Requalification de travail indépendant en travail salarié et détermination du véritable employeur. Une société dans la grande distribution indemnise l’ancien salarié d’une SSII lequel demandait devant le Conseil de prud’hommes la requalification de son contrat.
I/ En 2004, Monsieur P. a été embauché en CDI par une SSII et a été placé en mission chez un client de celle-ci, un grand nom français de la grande distribution, où il occupait le poste de Chef de projet / analyste programmeur auprès de la direction des services informatiques. Pendant 14 ans, la SSII établissait les bulletins de paie.
En 2019, Monsieur P. a quitté la SSII mais a continué son travail pour la même société de la grande distribution dans le cadre du portage salarial. Pendant un an, il a bénéficié d’un CDI avec une société de consulting qui payait son salaire et établissait ses fiches de paie.
De 2020 à 2022, Monsieur P. est devenu prestataire indépendant au titre d’un contrat de sous-traitance conclu avec une société de services, renouvelé tous les 6 mois. Il est resté en poste auprès de la même société de la grande distribution. Il facturait dorénavant ses honoraires auprès de la société de services.
En 2022, le contrat de sous-traitance n’a pas été renouvelé et Monsieur P. a pris sa retraite. Il m’a consulté afin d’analyser la situation et faire valoir ses droits.
II/ L’analyse du dossier a permis de souligner le lien de subordination entre Monsieur P. et la société de grande distribution. J’ai déjà évoqué le lien de subordination dans divers autres articles, notamment « Requalification de contrats de travail : trois ingénieurs reçoivent un total de 925.000 euros ».
La démonstration de l’existence d’un lien de subordination est essentielle aux dossiers de requalification. Elle implique de décortiquer chacun des critères dégagés par la jurisprudence, d’où l’importance de préparer son dossier avec l’aide d’un avocat et de réfléchir à d’éventuelles demande de mesures d’instruction. Il arrive que l’on puisse se passer d’une telle démonstration, mais c’est plutôt rare.
Il peut être utile de démontrer un « intuitu personae ». Ici, nous avons pu rapporter la preuve que la SSII n’avait embauché Monsieur P. en 2004 qu’après un entretien tripartite impliquant également la société de la grande distribution laquelle avait validé l’embauche. En réalité, l’apport de la SSII se limitait à de la simple mise à disposition d’un salarié qui ne faisait pas partie de son effectif avant 2004 et que la SSII n’a jamais encadré.

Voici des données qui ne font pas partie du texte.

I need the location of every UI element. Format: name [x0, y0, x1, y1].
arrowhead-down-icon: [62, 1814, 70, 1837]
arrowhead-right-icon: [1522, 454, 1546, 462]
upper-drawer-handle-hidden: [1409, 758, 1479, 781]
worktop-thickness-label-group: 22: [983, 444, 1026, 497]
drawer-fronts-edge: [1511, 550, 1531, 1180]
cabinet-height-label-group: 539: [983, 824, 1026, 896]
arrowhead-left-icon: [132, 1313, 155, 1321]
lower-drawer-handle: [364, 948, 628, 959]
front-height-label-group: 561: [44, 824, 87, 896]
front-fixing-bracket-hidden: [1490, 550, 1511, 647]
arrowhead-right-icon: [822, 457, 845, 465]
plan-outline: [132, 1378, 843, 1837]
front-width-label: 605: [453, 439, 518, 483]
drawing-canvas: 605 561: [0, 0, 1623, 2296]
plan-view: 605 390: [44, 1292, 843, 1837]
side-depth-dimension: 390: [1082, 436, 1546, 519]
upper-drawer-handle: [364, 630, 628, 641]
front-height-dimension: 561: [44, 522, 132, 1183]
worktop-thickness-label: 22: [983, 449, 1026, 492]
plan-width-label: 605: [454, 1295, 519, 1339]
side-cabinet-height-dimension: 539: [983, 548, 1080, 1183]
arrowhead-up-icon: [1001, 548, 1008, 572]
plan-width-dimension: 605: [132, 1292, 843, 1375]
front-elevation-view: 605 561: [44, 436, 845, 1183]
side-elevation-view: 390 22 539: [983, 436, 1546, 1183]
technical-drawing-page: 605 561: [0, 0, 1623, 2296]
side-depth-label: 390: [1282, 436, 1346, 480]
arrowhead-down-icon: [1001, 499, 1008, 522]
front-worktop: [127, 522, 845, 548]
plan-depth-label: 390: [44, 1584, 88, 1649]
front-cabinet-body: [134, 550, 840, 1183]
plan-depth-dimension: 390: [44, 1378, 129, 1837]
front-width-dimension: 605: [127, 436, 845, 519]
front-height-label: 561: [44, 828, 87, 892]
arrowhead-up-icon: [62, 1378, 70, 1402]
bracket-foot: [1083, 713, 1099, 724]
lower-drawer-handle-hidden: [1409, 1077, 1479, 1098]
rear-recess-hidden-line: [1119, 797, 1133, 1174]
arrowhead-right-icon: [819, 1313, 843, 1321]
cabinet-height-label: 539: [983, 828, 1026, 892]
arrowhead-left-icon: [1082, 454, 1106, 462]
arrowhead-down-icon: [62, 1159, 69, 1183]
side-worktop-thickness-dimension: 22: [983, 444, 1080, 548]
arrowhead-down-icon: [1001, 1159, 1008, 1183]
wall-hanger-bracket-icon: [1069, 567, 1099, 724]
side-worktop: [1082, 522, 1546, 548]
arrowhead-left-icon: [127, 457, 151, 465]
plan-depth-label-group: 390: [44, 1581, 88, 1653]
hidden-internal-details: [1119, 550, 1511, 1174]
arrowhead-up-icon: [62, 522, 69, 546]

Une telle organisation du travail est illégale, mais est fréquemment mise en place, y compris par des sociétés du CAC 40. Ces sociétés ont toutes des services juridiques importants. Devant le juge, leurs avocats invoquent parfois leur honorabilité pour tenter de se dédouaner (« Monsieur le Président, vous pensez bien qu’une société comme [Z] a réfléchi à la question. Nous ne pouvons pas avoir tout faux ! »). Et pourtant, si.
III/ Nous avons saisi le Conseil de prud’hommes et demandé au BCO de prendre une mesure d’instruction visant à la communication de certains documents utiles pour apprécier l’étendue des droits de mon client, déterminer le salaire brut de base servant au calcul des indemnités et renforcer la démonstration du lien de subordination.
Nous avons chiffré les indemnités correspondant à chacun des manquements au code du travail par la société de la grande distribution. Par définition, dans les dossiers de requalification, lorsque le statut de salarié a été injustement écarté, que l’employeur n’a pas appliqué le code du travail, les manquements sont nombreux et les indemnités demandées sont élevées. La rupture du contrat est assimilable à un licenciement sans cause réelle et sérieuse et bien d’autres chefs de demandes viennent se rajouter.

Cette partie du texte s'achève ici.